Obviously a political judgement.
"A judge in New York ordered that ACORN’s federal funding be restored, rolling back a slew of Congressional actions that sought to stop taxpayer money from flowing to the community group on the heels of a fall full of embarrassments for it. Nina Gershon, a district judge in New York, issued a preliminary injunction directing the department of Housing and Urban Development, the Office of Management and Budget and the Treasury department to disregard a bill signed into law by President Obama that prohibited federal funding of the Association of Community Organizations for Reform Now. '
“The question here is only whether the Constitution allows Congress to declare that a single, named organization is barred from all federal funding in the absence of a trial,” Gershon wrote in her opinion.
“Because it does not, and because the plaintiffs have shown the likelihood of irreparable harm in the absence of an injunction, I grant the plaintiffs’ motion for a preliminary injunction.” Gershon said that “none of the government’s justifications stand up to scrutiny” and that “no non-punitive rational” is obvious. ACORN was the subject of bipartisan disdain in September, after undercover videos were released that seemed to show the organization’s employees offering advice on how to break the law. Republicans and Democrats voted to stop federal funding of the group – a measure signed into law by the president on the back of an appropriations bill."

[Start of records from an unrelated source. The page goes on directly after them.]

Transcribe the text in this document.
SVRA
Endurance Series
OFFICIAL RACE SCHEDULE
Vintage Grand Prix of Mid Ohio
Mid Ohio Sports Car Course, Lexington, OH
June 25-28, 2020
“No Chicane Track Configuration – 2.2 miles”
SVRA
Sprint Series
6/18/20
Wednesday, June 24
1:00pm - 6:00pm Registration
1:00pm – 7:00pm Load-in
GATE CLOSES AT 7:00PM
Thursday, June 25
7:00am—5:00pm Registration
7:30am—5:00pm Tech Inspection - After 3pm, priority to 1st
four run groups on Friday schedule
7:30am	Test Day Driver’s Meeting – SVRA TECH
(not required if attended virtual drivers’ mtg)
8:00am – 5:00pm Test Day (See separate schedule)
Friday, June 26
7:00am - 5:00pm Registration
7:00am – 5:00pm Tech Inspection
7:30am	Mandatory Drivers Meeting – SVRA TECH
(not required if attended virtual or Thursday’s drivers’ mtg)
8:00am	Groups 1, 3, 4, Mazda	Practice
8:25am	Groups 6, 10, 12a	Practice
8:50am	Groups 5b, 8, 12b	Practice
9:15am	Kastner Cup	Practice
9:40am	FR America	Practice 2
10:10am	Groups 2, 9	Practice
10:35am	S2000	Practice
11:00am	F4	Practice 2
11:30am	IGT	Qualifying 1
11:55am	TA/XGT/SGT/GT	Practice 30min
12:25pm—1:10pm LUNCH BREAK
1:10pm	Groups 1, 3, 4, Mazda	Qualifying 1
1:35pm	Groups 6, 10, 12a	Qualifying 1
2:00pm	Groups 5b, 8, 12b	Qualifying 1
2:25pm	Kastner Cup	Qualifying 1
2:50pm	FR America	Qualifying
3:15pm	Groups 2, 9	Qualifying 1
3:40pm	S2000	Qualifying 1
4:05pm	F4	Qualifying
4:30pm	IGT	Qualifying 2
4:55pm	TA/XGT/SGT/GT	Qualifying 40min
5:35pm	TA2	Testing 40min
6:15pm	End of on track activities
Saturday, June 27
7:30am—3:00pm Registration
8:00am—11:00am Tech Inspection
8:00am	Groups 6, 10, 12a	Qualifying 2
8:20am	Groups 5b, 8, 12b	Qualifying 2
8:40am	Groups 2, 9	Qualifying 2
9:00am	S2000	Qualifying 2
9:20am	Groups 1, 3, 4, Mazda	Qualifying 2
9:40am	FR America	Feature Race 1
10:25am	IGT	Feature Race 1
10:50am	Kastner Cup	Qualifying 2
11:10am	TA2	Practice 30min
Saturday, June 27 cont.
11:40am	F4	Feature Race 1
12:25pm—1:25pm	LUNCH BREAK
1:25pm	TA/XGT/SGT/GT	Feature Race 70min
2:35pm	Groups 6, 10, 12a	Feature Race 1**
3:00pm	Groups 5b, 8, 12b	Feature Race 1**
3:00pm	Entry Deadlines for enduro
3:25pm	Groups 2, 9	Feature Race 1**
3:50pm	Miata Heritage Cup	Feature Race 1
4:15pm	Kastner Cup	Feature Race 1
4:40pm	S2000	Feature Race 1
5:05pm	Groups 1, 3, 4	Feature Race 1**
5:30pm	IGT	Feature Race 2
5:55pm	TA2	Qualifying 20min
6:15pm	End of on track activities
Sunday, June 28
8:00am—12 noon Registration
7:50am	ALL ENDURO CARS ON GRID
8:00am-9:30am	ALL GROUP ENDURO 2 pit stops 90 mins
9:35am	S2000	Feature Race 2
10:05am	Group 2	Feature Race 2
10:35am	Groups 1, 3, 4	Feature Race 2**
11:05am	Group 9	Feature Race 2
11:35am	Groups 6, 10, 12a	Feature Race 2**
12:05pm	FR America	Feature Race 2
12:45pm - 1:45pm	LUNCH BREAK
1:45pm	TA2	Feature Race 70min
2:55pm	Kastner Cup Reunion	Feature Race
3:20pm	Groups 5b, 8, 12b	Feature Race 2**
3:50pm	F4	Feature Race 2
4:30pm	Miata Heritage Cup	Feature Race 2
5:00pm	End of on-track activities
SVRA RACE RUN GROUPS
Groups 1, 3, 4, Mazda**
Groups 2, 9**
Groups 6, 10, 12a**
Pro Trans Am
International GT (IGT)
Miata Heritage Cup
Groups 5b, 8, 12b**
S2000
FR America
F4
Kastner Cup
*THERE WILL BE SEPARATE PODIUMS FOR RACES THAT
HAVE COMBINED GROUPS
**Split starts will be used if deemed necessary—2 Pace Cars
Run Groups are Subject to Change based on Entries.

Gershon is another Clinton appointee - no surprise here.

 The ruling itself is fundamentally flawed, and is only acting as a stop-gap until a appeal likely reverses it.   Congress has both the authority and the duty to stop the funding of corrupt organizations and ACORN's actions over the last several years more than justify the withdraw of taxpayer monies.

Gershon has issued other activist rulings such as In 1999, Gershon ruled that New York City mayor Rudolph Giuliani could not cut the Brooklyn Museum of Art's funding after it mounted an exhibit entitled "Sensation". In 2000, Gershon ruled that New York's century-old kosher food laws violated the First Amendment.